Here are some digital activism observations we took away from this social movement:
The Power of One: As mentioned before, Christian got fed up one day and expressed her anger to her online followers. Up until recently, people felt that they had to take their grievances to an “established social justice group” to make change happen. According to Bank Transfer Day’s Facebook page, over 57,000 followers “like” the idea of giving big banks a lesson. Like Rosa Parks, sometimes it takes one person to get the ball rolling.
Have a Specific Goal/Demand: The Occupy Wall Street movement has been criticized for not having a clear set of demands and action goals. Bank Transfer Day, on the other hand, had one simple and clear goal, which could be done by anyone. It’s Facebook page gives clear reasons for joining a credit union/small bank and their benefits. This is what we think helped propel the strong support for the movement.
Conflicting Movements Can Cut Into Media Coverage: Christian made it very clear in many TV appearances that while she “acknowledges the enthusiasm” from OWS, “the Bank Transfer Day movement was neither inspired by, derived from nor organized by the Occupy Wall Street movement, and the Bank Transfer Day movement does not endorse any activities conducted by Occupy Wall Street.” However, the media covered Bank Transfer Day as if it was a part of OWS. Also, the Move Your Money Project had a similar goal of divesting from big banks on Nov. 5.
Money Talks: According to Bill Cheney, president and CEO of The Credit Union National Association (CUNA), at least 650,000 consumers across the US have joined credit unions since Sept. 29. (the day Bank of America unveiled its $5 monthly debit card fee).

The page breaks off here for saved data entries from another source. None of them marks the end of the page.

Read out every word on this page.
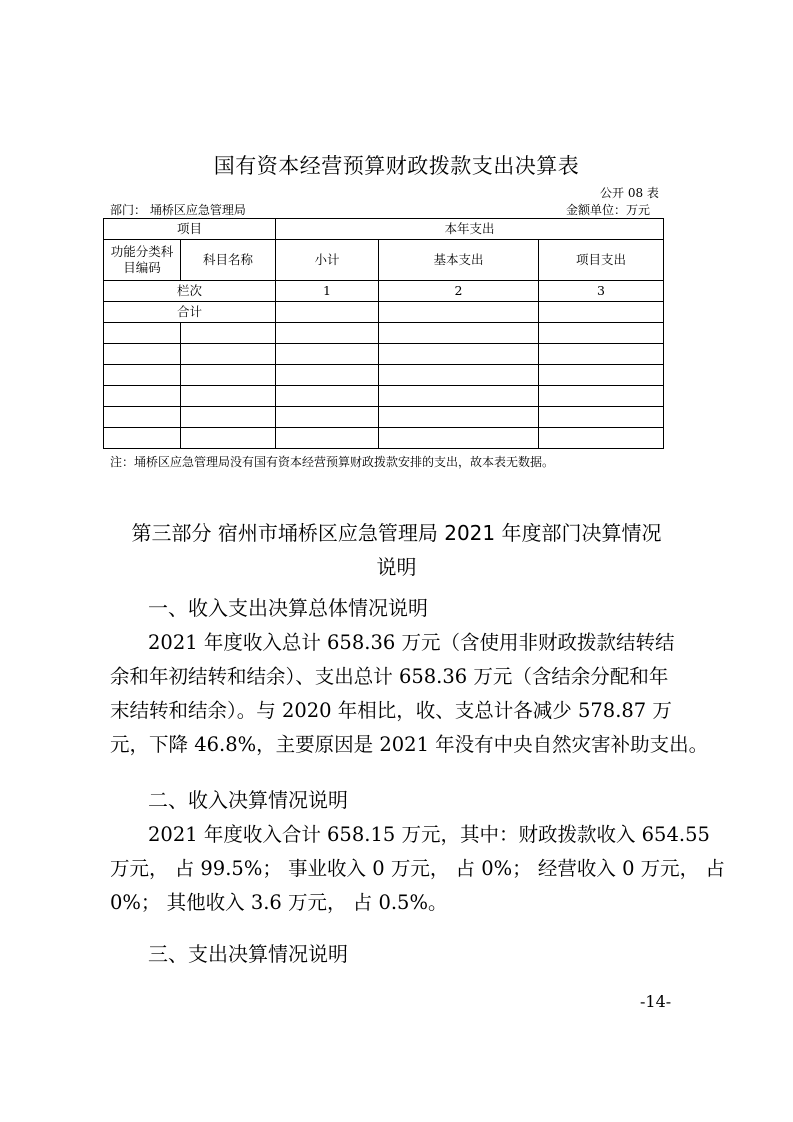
国有资本经营预算财政拨款支出决算表
公开 08 表
部门： 埇桥区应急管理局	金额单位：万元
项目		本年支出		
功能分类科目编码	科目名称	小计	基本支出	项目支出
栏次		1	2	3
合计				

注：埇桥区应急管理局没有国有资本经营预算财政拨款安排的支出，故本表无数据。
第三部分 宿州市埇桥区应急管理局 2021 年度部门决算情况
说明
一、收入支出决算总体情况说明
2021 年度收入总计 658.36 万元（含使用非财政拨款结转结
余和年初结转和结余）、支出总计 658.36 万元（含结余分配和年
末结转和结余）。与 2020 年相比，收、支总计各减少 578.87 万
元，下降 46.8%，主要原因是 2021 年没有中央自然灾害补助支出。
二、收入决算情况说明
2021 年度收入合计 658.15 万元，其中：财政拨款收入 654.55
万元， 占 99.5%； 事业收入 0 万元， 占 0%； 经营收入 0 万元， 占
0%； 其他收入 3.6 万元， 占 0.5%。
三、支出决算情况说明
-14-
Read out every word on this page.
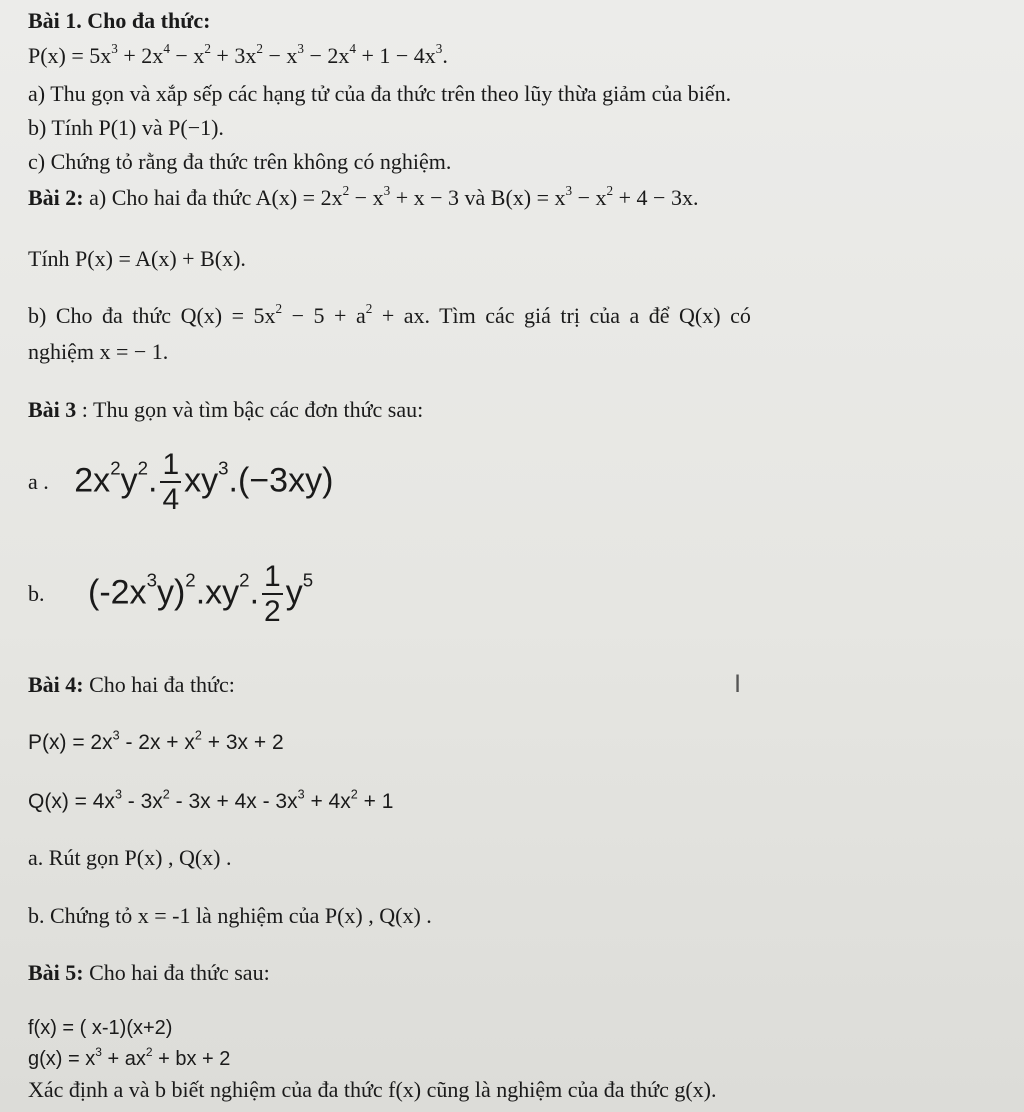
Bài 1. Cho đa thức:
$P(x) = 5x^3 + 2x^4 - x^2 + 3x^2 - x^3 - 2x^4 + 1 - 4x^3$.
a) Thu gọn và xắp sếp các hạng tử của đa thức trên theo lũy thừa giảm của biến.
b) Tính P(1) và P(−1).
c) Chứng tỏ rằng đa thức trên không có nghiệm.
Bài 2: a) Cho hai đa thức $A(x) = 2x^2 - x^3 + x - 3$ và $B(x) = x^3 - x^2 + 4 - 3x$.
Tính P(x) = A(x) + B(x).
b) Cho đa thức $Q(x) = 5x^2 - 5 + a^2$ + ax. Tìm các giá trị của a để Q(x) có
nghiệm x = − 1.
Bài 3 : Thu gọn và tìm bậc các đơn thức sau:
a . $2x^2y^2$. $\frac{1}{4} xy^3.(-3xy)$
b. $(-2x^3y)^2.xy^2$. $\frac{1}{2} y^5$
Bài 4: Cho hai đa thức:	I
$P(x) = 2x^3 - 2x + x^2 + 3x + 2$
$Q(x) = 4x^3 - 3x^2 - 3x + 4x - 3x^3 + 4x^2 + 1$
a. Rút gọn P(x) , Q(x) .
b. Chứng tỏ x = -1 là nghiệm của P(x) , Q(x) .
Bài 5: Cho hai đa thức sau:
f(x) = ( x-1)(x+2)
$g(x) = x^3 + ax^2$ + bx + 2
Xác định a và b biết nghiệm của đa thức f(x) cũng là nghiệm của đa thức g(x).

Also during that time, CUNA estimates that credit unions have added $4.5 billion in new savings accounts, likely from the new members and existing members shifting their funds.
Clearly, Bank of America was paying attention, as it abandoned it’s $5 debit card fee plan just days ago, after listening “to our customers very closely,” David Darnell, BoA’s co-chief operating officer, said in a statement. Wells Fargo, JP Morgan & Chase and Citigroup are among other big banks who have also retracted similar debit card plans.
“Any day is a good day for a consumer to become a credit union member,” Cheney said. “Saturday, Nov. 5, is one good day to join, and we certainly encourage consumers to make the change. Because when a consumer joins a credit union, he or she takes the first step for themselves, and their families, in moving toward financial freedom.”